Vier Jahre nach dem Messerattentat auf den Schriftsteller Salman Rushdie ist der Täter Hadi Matar nun auch wegen terroristischer Taten schuldig gesprochen worden. Wie das US-Justizministerium mitteilte, droht dem 28-jährigen US-Bürger mit libanesischen Wurzeln lebenslange Haft.

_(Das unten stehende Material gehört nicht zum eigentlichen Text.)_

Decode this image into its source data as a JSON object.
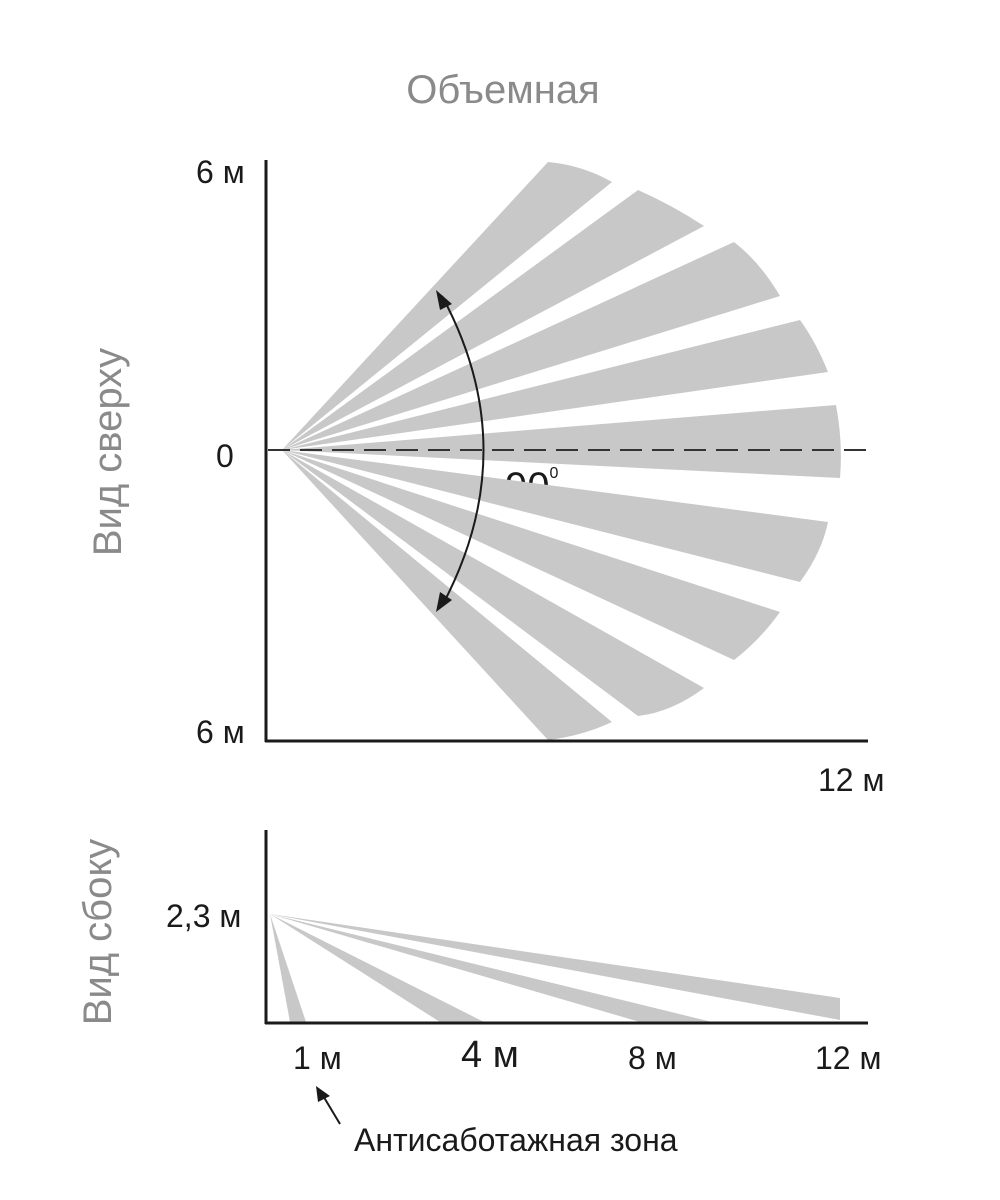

Bereits zu 25 Jahren Haft verurteilt
Bereits vor gut einem Jahr war Matar von einem Geschworenengericht im Bundesstaat New York wegen des Angriffs auf Rushdie zu 25 Jahren Haft verurteilt worden. Der Täter hatte im August 2022 bei einer Literaturveranstaltung im Bundesstaat New York mehr als zehnmal auf den 79-jährigen Autor eingestochen und ihn schwer verletzt. Seitdem ist Rushdie auf dem rechten Auge blind.
Schuldsprüche wegen Terrorismus
Eine Jury am Bundesgericht in Buffalo befand Matar nun der „Beteiligung an einem die Landesgrenzen überschreitenden Terrorakt“ sowie der „materiellen Unterstützung von Terroristen“ für schuldig, hieß es in der Mitteilung des Justizministeriums. Das Strafmaß soll am 3. November verkündet werden.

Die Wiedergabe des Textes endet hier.